Reserving using machine learning - an advanced example in R (Part 3)
This article introduces the final of a series of three R notebooks. The notebooks provide R code to replicate the central scenario in the paper of Maximilien Baudry “NON-PARAMETRIC INDIVIDUAL CLAIM RESERVING IN INSURANCE”.
Maximilien Baudry’s paper illustrates a novel approach, applying machine learning to individual claim transaction data in order to estimate both RBNS and IBNR reserves.
Baudry illustrates his approach with a simulated mobile phone insurance dataset. The working party has recreated Baudry’s mobile phone example in a series of 3 R notebooks that illustrate how to simulate the dataset, create the reserving database and apply machine learning reserving techniques, respectively.
In sharing example code we hope to make machine learning approaches more accessible and encourage further development and research among the wider actuarial community.
Details of suggested pre-reading and a link to the third notebook is given below.
Baudry’s use of granular and wide ranging data sources, in conjunction with carefully considered data preparation make this an advanced paper. I would therefore recommend reading Baudry’s original paper first.
We hope you will be encouraged to try the code and adapt it yourself. To do so you will need basic knowledge and access to the R programming language. The Foundations workstream provides links to suitable resources.
R Code Notebook
The third and final notebook shows the end to end process of creating IBNR and RBNS reserves from a simulated mobile phone dataset using the xgboost machine learning algorithm. It also shows how you can inspect and interpret the resulting model and gain insights into what features contribute to the reserve calculation.

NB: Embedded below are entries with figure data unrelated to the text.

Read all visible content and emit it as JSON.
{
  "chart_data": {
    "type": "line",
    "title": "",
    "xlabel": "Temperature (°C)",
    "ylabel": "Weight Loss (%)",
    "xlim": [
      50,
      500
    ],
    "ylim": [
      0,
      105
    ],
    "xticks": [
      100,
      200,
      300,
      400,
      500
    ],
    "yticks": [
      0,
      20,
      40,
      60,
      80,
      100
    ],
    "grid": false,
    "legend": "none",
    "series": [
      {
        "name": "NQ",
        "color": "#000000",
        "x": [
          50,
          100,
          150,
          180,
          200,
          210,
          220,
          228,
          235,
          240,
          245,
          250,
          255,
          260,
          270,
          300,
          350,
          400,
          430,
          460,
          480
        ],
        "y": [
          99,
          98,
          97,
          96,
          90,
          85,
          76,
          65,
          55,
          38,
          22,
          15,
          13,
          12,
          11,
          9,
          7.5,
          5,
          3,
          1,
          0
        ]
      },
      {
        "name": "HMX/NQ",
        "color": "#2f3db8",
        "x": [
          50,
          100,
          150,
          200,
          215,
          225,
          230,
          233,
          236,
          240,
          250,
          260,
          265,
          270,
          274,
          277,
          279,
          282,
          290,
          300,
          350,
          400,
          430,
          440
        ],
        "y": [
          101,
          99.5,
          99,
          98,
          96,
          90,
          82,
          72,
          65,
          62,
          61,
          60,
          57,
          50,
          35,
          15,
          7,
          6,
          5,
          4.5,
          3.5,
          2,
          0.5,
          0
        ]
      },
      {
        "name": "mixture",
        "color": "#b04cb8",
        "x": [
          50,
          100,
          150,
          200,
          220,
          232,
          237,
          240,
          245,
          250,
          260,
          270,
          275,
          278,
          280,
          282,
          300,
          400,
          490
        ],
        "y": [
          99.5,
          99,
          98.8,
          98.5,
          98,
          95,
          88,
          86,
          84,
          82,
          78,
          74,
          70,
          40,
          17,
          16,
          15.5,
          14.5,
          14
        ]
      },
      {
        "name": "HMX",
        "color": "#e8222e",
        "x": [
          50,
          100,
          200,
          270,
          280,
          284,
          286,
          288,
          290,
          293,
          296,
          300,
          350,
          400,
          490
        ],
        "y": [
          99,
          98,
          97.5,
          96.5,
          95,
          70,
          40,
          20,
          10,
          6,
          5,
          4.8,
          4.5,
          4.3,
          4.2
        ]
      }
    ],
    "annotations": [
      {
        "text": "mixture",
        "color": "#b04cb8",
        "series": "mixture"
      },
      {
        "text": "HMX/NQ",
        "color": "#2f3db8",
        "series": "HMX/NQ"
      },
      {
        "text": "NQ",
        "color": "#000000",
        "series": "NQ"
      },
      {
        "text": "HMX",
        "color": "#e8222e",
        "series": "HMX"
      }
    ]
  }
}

The third notebook can be found here.
This final notebook is a little more involved than the first two of the series so I recommend setting aside 30 - 45 minutes to read the notebook and to be familiar with Baudry’s original paper and the first two notebooks of this series.
If you wish to experiment and run the code in your own local instance of R then I would recommend you set aside a good two hours, to give yourself time to install R libraries and follow the code line by line. Instructions and links to the source code can be found at the end of the Notebook.